Donnie using that word triggered my recall of the frightening moments before the crash. “It wasn’t an accident,’’ I said quickly. “Somebody deliberately ran me off the road.’’

I told him what happened, describing how the other vehicle had chased me, finally forcing me to lose control. “I’m telling you they bumped me, Donnie. Hard. If you check the Jeep’s rear end once it’s on dry land, you’ll probably find a scrape of paint or something from his car. I’m saying right now, this was on purpose. It was no accident.’’

I could see the skepticism in his eyes. “Why would someone want to do that, Mace?’’

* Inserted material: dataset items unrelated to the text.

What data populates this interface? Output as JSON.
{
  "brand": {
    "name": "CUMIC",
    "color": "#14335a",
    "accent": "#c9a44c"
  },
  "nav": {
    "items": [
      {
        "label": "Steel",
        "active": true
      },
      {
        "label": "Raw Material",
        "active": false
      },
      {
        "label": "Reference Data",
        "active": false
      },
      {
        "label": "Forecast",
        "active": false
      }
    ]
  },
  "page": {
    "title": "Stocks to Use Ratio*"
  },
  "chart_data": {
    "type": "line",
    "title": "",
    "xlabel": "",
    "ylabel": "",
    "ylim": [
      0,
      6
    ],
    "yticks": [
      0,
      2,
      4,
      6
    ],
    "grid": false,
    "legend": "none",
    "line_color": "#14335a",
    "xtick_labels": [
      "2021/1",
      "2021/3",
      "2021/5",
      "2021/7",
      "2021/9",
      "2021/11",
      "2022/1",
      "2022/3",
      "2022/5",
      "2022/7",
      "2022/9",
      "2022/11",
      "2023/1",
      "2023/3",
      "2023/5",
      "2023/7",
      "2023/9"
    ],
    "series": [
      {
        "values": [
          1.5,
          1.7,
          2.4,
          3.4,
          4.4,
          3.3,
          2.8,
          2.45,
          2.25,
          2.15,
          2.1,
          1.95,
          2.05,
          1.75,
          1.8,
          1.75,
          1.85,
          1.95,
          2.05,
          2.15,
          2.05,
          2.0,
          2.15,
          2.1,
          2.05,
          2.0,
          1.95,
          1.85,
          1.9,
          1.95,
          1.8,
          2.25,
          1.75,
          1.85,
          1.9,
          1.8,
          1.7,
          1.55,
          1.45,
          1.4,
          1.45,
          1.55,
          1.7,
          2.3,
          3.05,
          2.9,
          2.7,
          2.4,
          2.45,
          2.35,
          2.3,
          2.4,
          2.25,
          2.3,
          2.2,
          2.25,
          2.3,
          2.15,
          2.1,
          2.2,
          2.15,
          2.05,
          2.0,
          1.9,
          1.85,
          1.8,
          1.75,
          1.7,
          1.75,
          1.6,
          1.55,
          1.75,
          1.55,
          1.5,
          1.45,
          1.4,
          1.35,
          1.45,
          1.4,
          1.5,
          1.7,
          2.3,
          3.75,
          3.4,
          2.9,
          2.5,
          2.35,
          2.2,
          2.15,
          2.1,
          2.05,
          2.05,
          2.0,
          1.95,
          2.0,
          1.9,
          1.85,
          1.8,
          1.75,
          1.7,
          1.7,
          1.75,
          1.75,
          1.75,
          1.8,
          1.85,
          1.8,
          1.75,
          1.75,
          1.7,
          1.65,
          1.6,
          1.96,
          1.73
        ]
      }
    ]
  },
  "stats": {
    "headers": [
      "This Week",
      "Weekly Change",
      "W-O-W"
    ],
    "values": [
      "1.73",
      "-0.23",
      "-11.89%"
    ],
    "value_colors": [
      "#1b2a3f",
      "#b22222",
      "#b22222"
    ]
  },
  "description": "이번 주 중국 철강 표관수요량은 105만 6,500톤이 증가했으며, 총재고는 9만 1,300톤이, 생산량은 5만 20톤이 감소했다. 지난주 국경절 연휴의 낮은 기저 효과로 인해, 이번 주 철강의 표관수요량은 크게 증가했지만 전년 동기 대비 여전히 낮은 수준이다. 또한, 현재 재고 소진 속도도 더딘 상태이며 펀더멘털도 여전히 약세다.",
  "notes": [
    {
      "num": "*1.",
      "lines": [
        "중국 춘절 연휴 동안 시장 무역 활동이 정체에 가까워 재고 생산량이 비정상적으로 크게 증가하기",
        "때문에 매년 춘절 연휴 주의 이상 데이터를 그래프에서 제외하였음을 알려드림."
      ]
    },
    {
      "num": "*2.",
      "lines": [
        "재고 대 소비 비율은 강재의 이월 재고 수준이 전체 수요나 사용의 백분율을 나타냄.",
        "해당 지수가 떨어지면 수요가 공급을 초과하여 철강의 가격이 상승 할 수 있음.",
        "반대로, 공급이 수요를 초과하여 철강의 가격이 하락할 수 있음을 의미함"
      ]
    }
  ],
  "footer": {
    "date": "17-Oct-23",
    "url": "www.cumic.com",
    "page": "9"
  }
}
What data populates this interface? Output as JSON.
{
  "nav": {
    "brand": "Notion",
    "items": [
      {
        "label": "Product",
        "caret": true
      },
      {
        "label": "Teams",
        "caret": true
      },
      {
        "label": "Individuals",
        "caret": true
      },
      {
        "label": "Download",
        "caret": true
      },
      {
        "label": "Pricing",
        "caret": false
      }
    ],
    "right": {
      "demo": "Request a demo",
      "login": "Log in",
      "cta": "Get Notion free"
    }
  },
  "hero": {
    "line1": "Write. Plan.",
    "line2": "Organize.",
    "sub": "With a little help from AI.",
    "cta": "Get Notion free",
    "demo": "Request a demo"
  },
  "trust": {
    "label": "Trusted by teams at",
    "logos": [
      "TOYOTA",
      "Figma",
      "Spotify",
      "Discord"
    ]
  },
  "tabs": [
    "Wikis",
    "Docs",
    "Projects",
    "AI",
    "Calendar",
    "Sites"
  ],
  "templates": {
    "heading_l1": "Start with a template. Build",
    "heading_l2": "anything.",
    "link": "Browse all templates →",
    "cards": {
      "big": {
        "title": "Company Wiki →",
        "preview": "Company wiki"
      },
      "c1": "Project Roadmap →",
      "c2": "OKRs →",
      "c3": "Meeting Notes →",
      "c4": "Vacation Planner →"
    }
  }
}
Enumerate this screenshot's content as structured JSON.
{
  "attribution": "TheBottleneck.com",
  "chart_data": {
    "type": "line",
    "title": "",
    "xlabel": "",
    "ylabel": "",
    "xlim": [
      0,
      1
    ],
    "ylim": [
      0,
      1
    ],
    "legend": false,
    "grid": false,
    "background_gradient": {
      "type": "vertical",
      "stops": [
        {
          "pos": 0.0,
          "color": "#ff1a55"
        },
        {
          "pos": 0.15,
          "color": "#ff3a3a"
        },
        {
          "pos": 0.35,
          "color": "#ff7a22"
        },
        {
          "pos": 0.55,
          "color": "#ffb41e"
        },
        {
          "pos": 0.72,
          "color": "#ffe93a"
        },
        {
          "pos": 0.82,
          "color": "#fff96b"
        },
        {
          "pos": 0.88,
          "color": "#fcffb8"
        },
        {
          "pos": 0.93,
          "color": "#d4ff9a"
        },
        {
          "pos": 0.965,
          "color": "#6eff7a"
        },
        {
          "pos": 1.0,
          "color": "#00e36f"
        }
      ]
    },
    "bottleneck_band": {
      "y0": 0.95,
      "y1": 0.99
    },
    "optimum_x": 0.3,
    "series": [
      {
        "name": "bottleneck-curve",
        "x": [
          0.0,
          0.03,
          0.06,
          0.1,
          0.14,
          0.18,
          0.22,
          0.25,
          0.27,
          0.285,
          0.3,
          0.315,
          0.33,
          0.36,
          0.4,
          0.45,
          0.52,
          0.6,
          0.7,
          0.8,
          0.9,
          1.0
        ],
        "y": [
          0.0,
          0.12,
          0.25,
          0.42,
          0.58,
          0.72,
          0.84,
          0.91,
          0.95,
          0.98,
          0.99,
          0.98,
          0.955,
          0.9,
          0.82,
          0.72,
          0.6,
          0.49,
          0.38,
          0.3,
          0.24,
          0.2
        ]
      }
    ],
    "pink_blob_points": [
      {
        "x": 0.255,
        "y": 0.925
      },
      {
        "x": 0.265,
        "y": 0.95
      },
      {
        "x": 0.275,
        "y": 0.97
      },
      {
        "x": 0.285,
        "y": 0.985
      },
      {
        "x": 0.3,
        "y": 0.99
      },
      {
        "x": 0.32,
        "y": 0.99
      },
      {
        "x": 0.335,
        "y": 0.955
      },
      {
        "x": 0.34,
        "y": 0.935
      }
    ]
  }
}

“I’ve been out there all day, asking questions about Jim Albert. So far, all I’m sure of is Mama didn’t murder him. But maybe it’s making somebody nervous that I’m going to find out who did.’’

Donnie swung his flashlight out to the road and then to the ditch. Aside from the bugs he picked up in the beam, we were definitely alone now. “Or maybe it was just you out here. You were tired, and you fell asleep at the wheel. That’s nothing to be ashamed of, Mace. I’ve done it myself.’’

We both got quiet. I can’t speak for Donnie, but I was busy trying to think of a list of suspects who might have wanted me drowned at the bottom of a canal. Frogs croaked. Crickets chirped. I slapped at a mosquito that landed on my neck. In the distance, a siren wailed.

“Don’t tell me that’s an ambulance, Donnie. I don’t like ambulances.’’

“You need to go to the hospital to be evaluated,’’ he said stubbornly. “You could have internal bleeding or swelling in your brain.’’

“I told you: I’m fine. And I’m not riding in the back of an ambulance. They loaded my father into one after his heart attack, and that was the last time any of us saw him. I still remember the sight of those doors closing on Daddy. My sisters and I stood there in the road, watching until that ambulance was no bigger than a dot.’’ My voice trembled.

Donnie pulled at the collar on his shirt and looked down at the ground.